Virginia was one of the states that used an 1115 waiver to avoid the IMD exclusion, explained Matthew Keats, MD, behavioral health medical director at the Virginia Department of Medical Assistance Services, in Richmond. Virginia’s waiver allows for federal matching funds to go toward treatment in an IMD, as along as the state and its Medicaid health plans use criteria developed by the American Society for Addiction Medicine to determine who gets which substance use disorder treatments.
The waiver was part of a new Medicaid substance use benefit program — known as Addiction Recovery and Treatment Services (ARTS) that the state started last July, Keats said. “Up to this point, we had very inadequate substance abuse coverage for members — no inpatient detox [services], a residential treatment program that was limited to pregnant women, and rates that were utterly inadequate — they didn’t even cover the cost of intensive outpatient treatment or residential treatment, so this was really a sea change,” he said. The state also raised its payment rates for substance use disorder treatment providers, “in some cases higher than commercial rates.”

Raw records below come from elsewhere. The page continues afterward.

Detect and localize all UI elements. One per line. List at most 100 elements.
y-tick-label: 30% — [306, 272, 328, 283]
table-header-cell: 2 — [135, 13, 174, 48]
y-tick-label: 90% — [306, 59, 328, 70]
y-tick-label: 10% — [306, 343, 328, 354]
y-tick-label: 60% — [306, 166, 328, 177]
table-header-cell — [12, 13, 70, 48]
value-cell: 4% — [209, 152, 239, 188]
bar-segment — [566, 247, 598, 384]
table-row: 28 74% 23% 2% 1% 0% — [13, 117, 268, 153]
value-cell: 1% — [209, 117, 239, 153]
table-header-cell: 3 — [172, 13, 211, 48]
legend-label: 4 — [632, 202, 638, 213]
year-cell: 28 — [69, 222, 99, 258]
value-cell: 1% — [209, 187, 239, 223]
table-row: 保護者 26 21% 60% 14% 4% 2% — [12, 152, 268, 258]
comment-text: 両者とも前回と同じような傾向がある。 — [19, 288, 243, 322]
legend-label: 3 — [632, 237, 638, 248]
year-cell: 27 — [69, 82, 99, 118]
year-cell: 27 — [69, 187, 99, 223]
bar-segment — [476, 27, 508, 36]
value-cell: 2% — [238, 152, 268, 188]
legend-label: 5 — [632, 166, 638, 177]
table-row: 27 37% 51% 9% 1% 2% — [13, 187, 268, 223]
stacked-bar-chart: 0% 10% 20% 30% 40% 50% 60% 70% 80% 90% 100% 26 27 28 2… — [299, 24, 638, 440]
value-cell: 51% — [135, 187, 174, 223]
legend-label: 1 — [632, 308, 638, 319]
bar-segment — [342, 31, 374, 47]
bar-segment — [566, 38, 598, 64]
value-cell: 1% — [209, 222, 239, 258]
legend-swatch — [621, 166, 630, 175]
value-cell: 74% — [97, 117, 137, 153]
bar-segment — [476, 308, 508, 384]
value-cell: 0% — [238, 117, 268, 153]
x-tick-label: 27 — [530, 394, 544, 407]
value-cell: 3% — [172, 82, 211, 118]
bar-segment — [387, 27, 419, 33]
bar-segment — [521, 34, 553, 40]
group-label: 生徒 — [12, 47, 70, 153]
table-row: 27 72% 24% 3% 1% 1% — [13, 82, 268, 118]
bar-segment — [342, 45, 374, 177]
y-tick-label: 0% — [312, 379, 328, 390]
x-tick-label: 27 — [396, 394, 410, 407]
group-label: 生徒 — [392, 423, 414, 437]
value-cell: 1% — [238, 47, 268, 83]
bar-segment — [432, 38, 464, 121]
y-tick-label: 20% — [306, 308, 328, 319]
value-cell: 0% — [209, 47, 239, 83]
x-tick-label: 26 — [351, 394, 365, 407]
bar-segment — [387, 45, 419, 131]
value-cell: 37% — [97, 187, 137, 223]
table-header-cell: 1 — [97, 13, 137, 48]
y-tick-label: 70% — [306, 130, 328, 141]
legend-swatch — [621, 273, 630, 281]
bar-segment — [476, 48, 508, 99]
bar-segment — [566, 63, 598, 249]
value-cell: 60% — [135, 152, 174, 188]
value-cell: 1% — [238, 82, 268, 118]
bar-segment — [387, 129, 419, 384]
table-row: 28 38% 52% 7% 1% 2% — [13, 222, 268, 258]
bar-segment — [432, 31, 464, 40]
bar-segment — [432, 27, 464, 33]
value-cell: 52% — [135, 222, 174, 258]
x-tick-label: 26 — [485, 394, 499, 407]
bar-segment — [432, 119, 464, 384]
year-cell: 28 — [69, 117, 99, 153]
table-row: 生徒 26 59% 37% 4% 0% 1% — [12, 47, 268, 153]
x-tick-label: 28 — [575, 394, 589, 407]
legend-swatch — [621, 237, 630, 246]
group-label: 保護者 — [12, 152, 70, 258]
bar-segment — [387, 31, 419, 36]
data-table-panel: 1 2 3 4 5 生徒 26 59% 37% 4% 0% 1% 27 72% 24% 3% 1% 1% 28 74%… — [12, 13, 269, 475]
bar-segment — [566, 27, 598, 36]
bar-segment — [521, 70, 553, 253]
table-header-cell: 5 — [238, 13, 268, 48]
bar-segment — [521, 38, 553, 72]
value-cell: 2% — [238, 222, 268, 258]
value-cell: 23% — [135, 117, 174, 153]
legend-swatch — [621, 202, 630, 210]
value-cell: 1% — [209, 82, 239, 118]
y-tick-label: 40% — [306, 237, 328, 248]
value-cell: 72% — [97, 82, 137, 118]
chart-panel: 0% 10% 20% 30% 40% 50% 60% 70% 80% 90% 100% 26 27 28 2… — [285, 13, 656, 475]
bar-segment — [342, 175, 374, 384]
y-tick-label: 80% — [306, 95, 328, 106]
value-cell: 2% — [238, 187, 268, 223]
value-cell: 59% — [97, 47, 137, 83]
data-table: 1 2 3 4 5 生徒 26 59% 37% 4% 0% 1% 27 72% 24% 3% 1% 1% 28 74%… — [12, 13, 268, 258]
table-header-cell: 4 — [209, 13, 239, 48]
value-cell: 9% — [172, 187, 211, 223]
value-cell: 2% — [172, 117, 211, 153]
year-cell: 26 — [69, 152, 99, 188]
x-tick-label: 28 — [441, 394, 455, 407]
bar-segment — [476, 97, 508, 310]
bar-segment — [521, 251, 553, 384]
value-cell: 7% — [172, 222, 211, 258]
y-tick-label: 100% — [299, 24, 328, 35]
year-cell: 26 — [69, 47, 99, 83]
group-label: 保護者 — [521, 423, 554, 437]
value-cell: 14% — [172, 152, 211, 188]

Virginia saw a huge increase in the number of residential treatment providers as a result of the new program — it went from zero to 78, Keats said, adding that the use of substance use disorder services rose by 40%. In addition, opioid use disorder-related visits to emergency departments dropped 39% in the program’s first 5 months, he said.
The issue of changing the IMD rules raises other questions, said MACPAC chair Penny Thompson, MPA, a healthcare consultant in Ellicott City, Md. “If someone goes into residential treatment without a plan for maintaining treatment when they come out, or there is a question about what kind of treatment is actually being delivered in that residential setting … there is a need for additional guidelines” to be developed to address these issues, she said. “In the meantime, we have [an opioid addiction] crisis.”
Commissioner Martha Carter, CEO of FamilyCare Health Centers, a community health center in Scott Depot, W.Va., noted that health centers are also a major part of the continuum of care in many communities for these patients; federal funding for the health centers ran out in September and has not been renewed. “I have to assume they are going to get funded, but it makes business and hiring decisions very difficult,” she said.
Although residential treatment can be helpful, a note of caution would be good, said commissioner Charles Milligan, JD, MPH, CEO of UnitedHealthcare Community Plan of New Mexico, a Medicaid managed care plan. “There is sometimes a tendency to overbuild brick and mortar, and I think going to the highest level of care [should be done] most prudently and cautiously” so it doesn’t displace community health centers.